When did we as a society become so goddamned irritable?

I used to commute via car. Back home, I had a job that was a 25 minutes' drive away. Granted, most of that commute was highway and not trafficky city blocks, but I don't remember the occasional bottleneck sending me into a spiral of road rage. When did we become so angry? So impatient? So ignorant of life's pleasures?

Yes, the economy's in the shit. Yes, every year the weather gets a little warmer. Yes, our leaders are douchenozzles (ZING! LOLsarahsilverman). Yes, there are some exceptionally fucked up people in this world doing some exceptionally fucked up things. Yes, we're all commuting to jobs we hate for lower salaries than we deserve.

I get it. Really, I do. But let's face it: there's no need to lay on the horn the second the light turns green. Our society needs to, in the wise words of the Queen of Clubs, PULL IT TOGETHER.

My commute this morning was lovely. And it has been for the past week. Haven't these people noticed the clear skies and lowered temperatures? We're a heartbeat away from the leaves changing, kids. Time to take your hands off the steering wheel (or, in my case, the handlebars) and welcome autumn with open arms. Let's be grateful for what we do have, and not bitter for what we don't.

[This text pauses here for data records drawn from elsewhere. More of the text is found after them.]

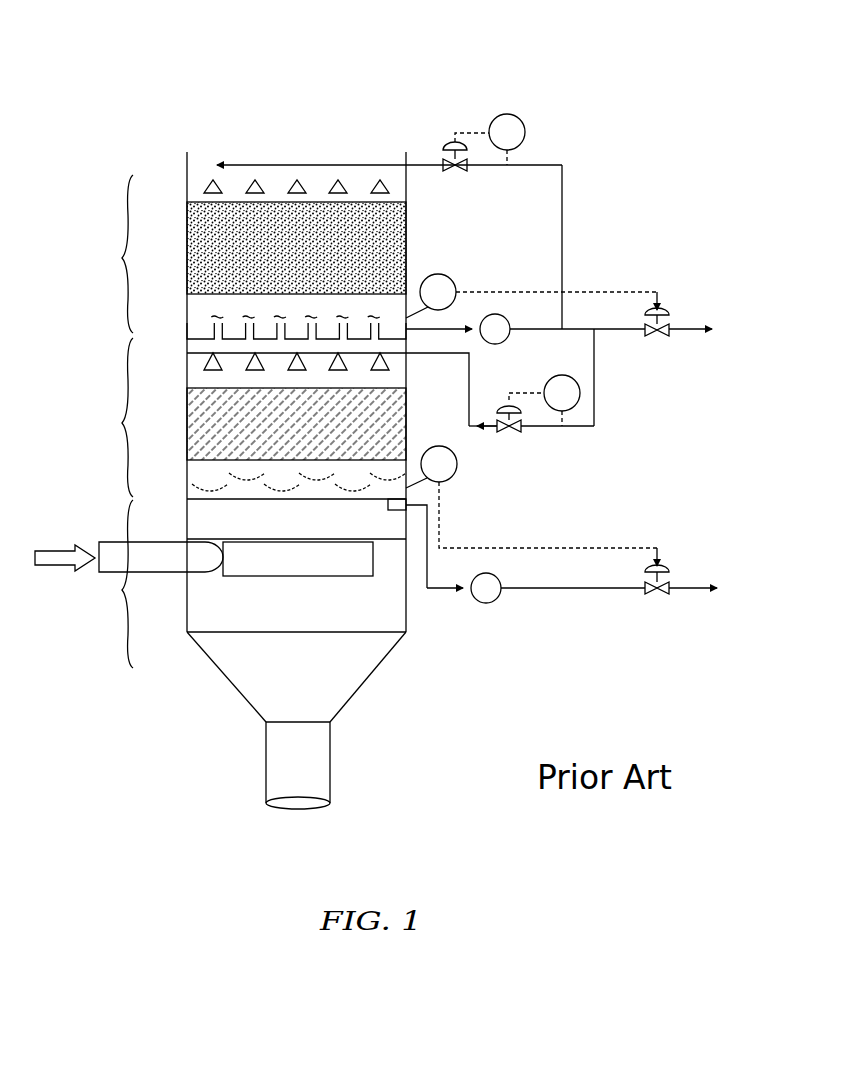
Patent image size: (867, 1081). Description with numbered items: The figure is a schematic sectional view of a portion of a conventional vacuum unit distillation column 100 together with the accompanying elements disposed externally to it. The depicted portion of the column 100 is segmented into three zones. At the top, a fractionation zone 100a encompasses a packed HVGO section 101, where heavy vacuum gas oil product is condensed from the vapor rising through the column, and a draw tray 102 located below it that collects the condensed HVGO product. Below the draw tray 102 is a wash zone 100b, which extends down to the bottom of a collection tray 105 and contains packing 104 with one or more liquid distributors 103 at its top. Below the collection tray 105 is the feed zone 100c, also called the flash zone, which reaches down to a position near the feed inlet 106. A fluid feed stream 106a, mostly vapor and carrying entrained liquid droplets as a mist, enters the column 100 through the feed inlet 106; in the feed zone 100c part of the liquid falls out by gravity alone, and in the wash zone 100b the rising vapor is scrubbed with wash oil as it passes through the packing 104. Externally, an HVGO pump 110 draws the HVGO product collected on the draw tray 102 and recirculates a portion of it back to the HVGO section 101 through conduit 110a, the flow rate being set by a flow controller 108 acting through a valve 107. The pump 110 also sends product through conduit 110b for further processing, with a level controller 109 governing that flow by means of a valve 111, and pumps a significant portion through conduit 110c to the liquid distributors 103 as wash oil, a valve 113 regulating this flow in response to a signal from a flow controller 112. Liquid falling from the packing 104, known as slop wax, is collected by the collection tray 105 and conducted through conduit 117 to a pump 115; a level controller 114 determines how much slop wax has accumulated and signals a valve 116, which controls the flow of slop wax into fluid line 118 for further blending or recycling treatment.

The column 100 is at (110, 60).
The fractionation zone 100a is at (105, 254).
The wash zone 100b is at (105, 417).
The feed zone 100c is at (106, 584).
The HVGO section 101 is at (185, 222).
The draw tray 102 is at (187, 308).
The liquid distributors 103 is at (187, 365).
The packing 104 is at (187, 410).
The collection tray 105 is at (187, 468).
The feed inlet 106 is at (105, 542).
The fluid feed stream 106a is at (55, 548).
The valve 107 is at (445, 143).
The flow controller 108 is at (525, 118).
The level controller 109 is at (453, 277).
The HVGO pump 110 is at (503, 315).
The conduit 110a is at (563, 205).
The conduit 110b is at (700, 327).
The conduit 110c is at (597, 360).
The valve 111 is at (659, 305).
The flow controller 112 is at (543, 383).
The valve 113 is at (507, 431).
The level controller 114 is at (457, 474).
The pump 115 is at (498, 598).
The valve 116 is at (660, 562).
The conduit 117 is at (432, 530).
The fluid line 118 is at (693, 583).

I swear, I'm not usually such a pollyanna, but can't these angry motorists see that everything looks better in fall light? Can't they tell that October breezes are delightfully calming? Don't they know that autumn dusk smells fantastic?

Maybe they just need to get bikes.

Doing Coke

I had dinner last night with the Queen of Clubs. I rarely got to see him this summer, no doubt partly because I've been occupied myself, but mostly because of his newfound and well-deserved explosion onto DC's gay scene (no poorly chosen sexual imagery intended... oh god, THE HUMANITY).

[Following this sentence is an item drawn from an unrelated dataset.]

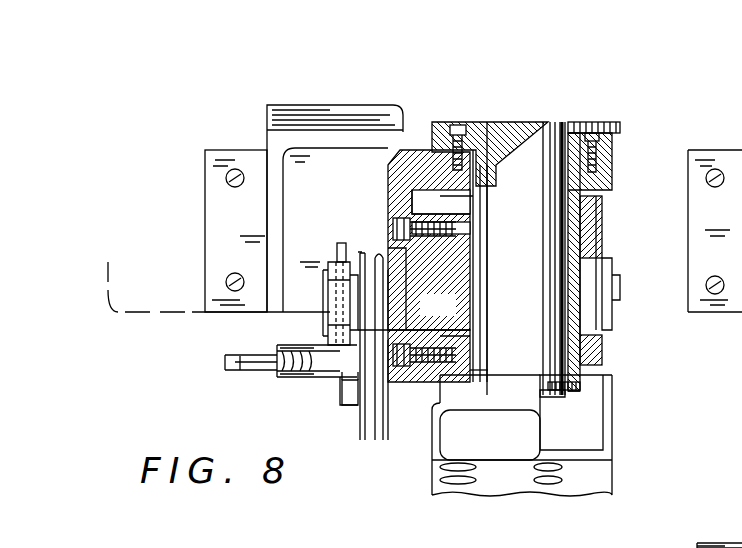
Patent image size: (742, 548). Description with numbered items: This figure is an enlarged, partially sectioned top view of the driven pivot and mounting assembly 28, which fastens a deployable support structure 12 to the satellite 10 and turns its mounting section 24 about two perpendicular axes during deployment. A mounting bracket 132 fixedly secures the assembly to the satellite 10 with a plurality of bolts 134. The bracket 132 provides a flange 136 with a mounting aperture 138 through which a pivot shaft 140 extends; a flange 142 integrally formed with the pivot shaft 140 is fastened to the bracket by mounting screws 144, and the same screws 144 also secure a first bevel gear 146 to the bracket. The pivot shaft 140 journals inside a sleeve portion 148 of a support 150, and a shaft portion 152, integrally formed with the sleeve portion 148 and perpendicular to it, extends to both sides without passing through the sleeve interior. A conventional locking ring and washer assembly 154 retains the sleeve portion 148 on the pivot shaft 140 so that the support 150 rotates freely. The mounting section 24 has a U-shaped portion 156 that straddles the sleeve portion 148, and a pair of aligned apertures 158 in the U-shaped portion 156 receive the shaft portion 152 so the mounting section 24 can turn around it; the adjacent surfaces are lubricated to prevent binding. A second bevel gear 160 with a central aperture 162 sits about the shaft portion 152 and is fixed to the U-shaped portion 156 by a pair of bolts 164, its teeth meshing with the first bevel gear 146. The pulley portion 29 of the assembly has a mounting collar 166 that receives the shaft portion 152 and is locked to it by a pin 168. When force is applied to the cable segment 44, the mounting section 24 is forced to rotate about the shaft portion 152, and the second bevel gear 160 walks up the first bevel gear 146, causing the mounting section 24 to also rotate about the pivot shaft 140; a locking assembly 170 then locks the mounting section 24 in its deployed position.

Um, moving on... he has since formed a group of gay friends with whom to hit da clubs, a group I affectionately refer to as the Gay Mafia. Well-groomed, well-dressed, always arriving to parties as one unit, always leaving parties for somewhere too fabulous even for my hag dreams.

Last weekend he went to a house party being thrown by the friend of a friend of a friend, where he pretty much only knew his mafiosos. Soon a guy arrived at the party that the Queen had never met before. The guy was schmoozing with other party-goers when the Queen noticed him take a bag of cocaine out of his pocket.

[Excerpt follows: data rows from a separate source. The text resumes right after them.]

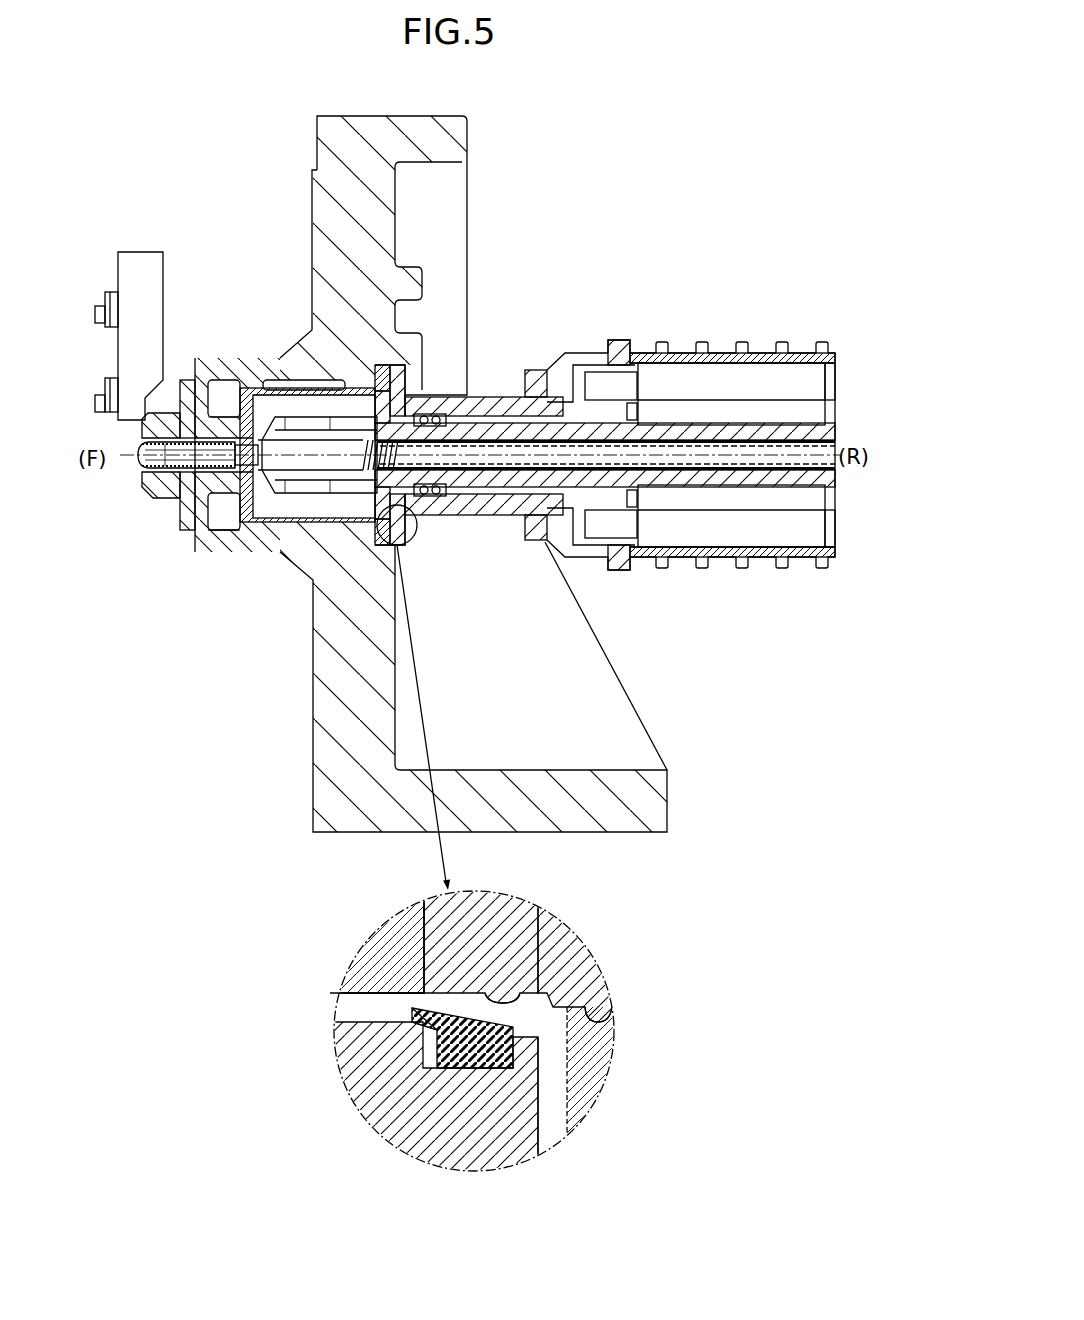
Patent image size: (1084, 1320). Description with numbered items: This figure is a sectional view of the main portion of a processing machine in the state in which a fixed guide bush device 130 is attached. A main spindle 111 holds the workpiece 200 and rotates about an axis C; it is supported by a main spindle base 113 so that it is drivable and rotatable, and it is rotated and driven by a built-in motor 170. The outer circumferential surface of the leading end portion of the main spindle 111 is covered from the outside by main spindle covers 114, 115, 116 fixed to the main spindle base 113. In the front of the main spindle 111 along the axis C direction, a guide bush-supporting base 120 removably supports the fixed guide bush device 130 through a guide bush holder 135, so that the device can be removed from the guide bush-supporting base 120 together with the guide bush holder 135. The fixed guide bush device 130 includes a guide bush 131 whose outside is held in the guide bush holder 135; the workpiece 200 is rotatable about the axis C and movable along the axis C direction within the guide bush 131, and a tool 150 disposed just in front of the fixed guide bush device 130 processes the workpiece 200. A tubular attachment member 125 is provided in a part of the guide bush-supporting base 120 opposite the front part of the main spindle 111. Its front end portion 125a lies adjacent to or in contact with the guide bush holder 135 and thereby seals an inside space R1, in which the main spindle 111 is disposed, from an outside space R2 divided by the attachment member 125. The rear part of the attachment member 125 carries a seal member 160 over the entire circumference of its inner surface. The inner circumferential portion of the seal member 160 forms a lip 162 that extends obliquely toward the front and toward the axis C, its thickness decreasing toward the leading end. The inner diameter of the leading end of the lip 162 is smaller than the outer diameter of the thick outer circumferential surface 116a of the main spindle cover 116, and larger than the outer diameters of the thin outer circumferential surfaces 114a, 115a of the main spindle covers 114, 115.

The guide bush-supporting base 120 is at (347, 130).
The attachment member 125 is at (270, 375).
The end portion 125a is at (213, 531).
The fixed guide bush device 130 is at (132, 468).
The guide bush holder 135 is at (190, 532).
The tool 150 is at (145, 267).
The guide bush 131 is at (138, 450).
The workpiece 200 is at (168, 425).
The main spindle 111 is at (340, 488).
The outside space R2 is at (225, 400).
The inside space R1 is at (293, 405).
The main spindle cover 114 is at (383, 505).
The outer circumferential surface 114a is at (365, 997).
The main spindle cover 115 is at (420, 518).
The outer circumferential surface 115a is at (530, 990).
The main spindle cover 116 is at (490, 517).
The outer circumferential surface 116a is at (613, 1026).
The main spindle base 113 is at (617, 350).
The built-in motor 170 is at (703, 385).
The axis C is at (613, 460).
The seal member 160 is at (402, 377).
The lip 162 is at (410, 1020).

The Queen stared, putting white powdery puzzle pieces together. The guy noticed him.

"...Is this okay with you?" he asked.

"Hey, you do what you do," the Queen replied. The coke-doing group moved to the next room over. Remembering that he works for the federal government, and spent a year waiting for those pesky security clearances, the Queen realized that this was his cue to exit, and told his mafiosos he was out.

Oh, um, the early '80s called. They want their scene back.